After failing to make the Big Air final at the Olympic Winter Games Beijing 2022, the PyeongChang 2018 silver medallist seemed to question everything.
"I tried to tell myself going into this year that I have nothing to prove and I've had such an amazing career but I think it's something with yourself. I feel like when you are a true champ and an elite athlete there's always something within you where you're competing with yourself," she told Olympics.com. "I'm competing with myself and I know what I am capable of and so when I'm not able to do what I know what I can do, it feels like defeat and heartache, even though everyone around me has given me so much love and words of wisdom and telling me how great I've been. It's something deep inside."
"I trust the universe and I believe that everything happens for a reason. So I'm just giving it to god and will keep on tricking on."
"I'm not 100 per cent sure what the future holds. I know I want to work on building more off-grid property. I want to have a garden and some animals. I definitely want to have a family. But without this Olympics win, part of me is all fired up and I could see myself going back to Italy. I don't know. I never said that this was my last one as I just don't know. I have no idea what the future holds."
The 31-year-old fell on her first two runs on Monday (14 February). She did manage a score of 89.75 on her third run but her total score of 119.75 was not enough to advance to the final on Tuesday. Only the top 12 of the 29 starters made the final.
Beijing 2022 slopestyle champion Zoi Sadowski Synnott from New Zealand topped qualification with a score of 176.50 ahead of Japan's Murase Kokomo (171.00).
"I feel a lot. It was definitely very challenging to not be able to land the half nine. I've been doing that trick forever. The hype of everything was getting to my spirit, "Anderson said after her exit.

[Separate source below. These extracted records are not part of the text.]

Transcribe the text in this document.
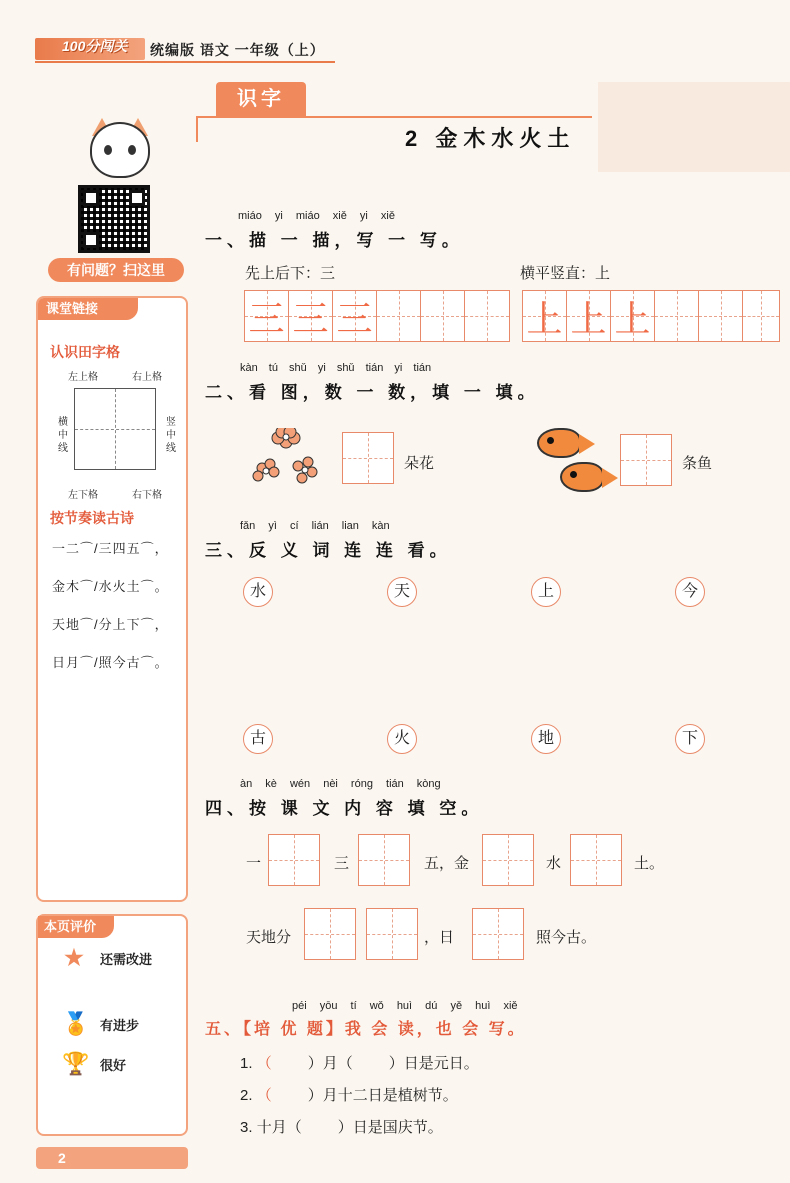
100分闯关 统编版 语文 一年级（上）
有问题？扫这里
课堂链接
认识田字格
左上格	右上格
横中线
竖中线
左下格	右下格
按节奏读古诗
一二⌒/三四五⌒，
金木⌒/水火土⌒。
天地⌒/分上下⌒，
日月⌒/照今古⌒。
本页评价
★ 还需改进
🏅 有进步
🏆 很好
2
识字
2 金木水火土
miáo yi miáo xiě yi xiě
一、描 一 描，写 一 写。
先上后下：三	横平竖直：上
三 三 三	上 上 上
kàn tú shǔ yi shǔ tián yi tián
二、看 图，数 一 数，填 一 填。
朵花	条鱼
fǎn yì cí lián lian kàn
三、反 义 词 连 连 看。
水	天	上	今
古	火	地	下
àn kè wén nèi róng tián kòng
四、按 课 文 内 容 填 空。
一	三	五，金	水	土。
天地分	，日	照今古。
péi yōu tí wǒ huì dú yě huì xiě
五、【培 优 题】我 会 读，也 会 写。
1. （ ）月（ ）日是元日。
2. （ ）月十二日是植树节。
3. 十月（ ）日是国庆节。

"It was so hard to keep it together and have fun when there was so much pressure and so much attention around it. Maybe when I was younger and a little bit naive, I was unaware and it was a little bit easier. Now that I am a little bit older and wiser, I know how great it feels to be good here and I know how terrible it feels to be bad."
Last week Anderson had already opened up about the mental health struggles she has been dealing with at Beijing 2022.
The American star spoke in a candid post on Instagram about the "rollercoaster of emotions" that led to her having an emotional breakdown the night before she was due to compete in 6 February's slopestyle finals.
She has also said that she was "looking forward to some time off" to focus on self-care after the Games.
In October 2021 Anderson told Olympics.com about the pressure she felt during the 2020 X Games.
"I was kind of a wreck," she said. "I remember calling, my boyfriend the night before and I was just like, I don't know what to do. Everyone's expecting me to win and I don't know about my run and my tricks. And just like, had a meltdown....
"I think it's good to reach out to support. Not that you have to call everyone and freak out, but your close people that you can relate with.
"Use those lifelines, it's OK to feel vulnerable and to feel afraid."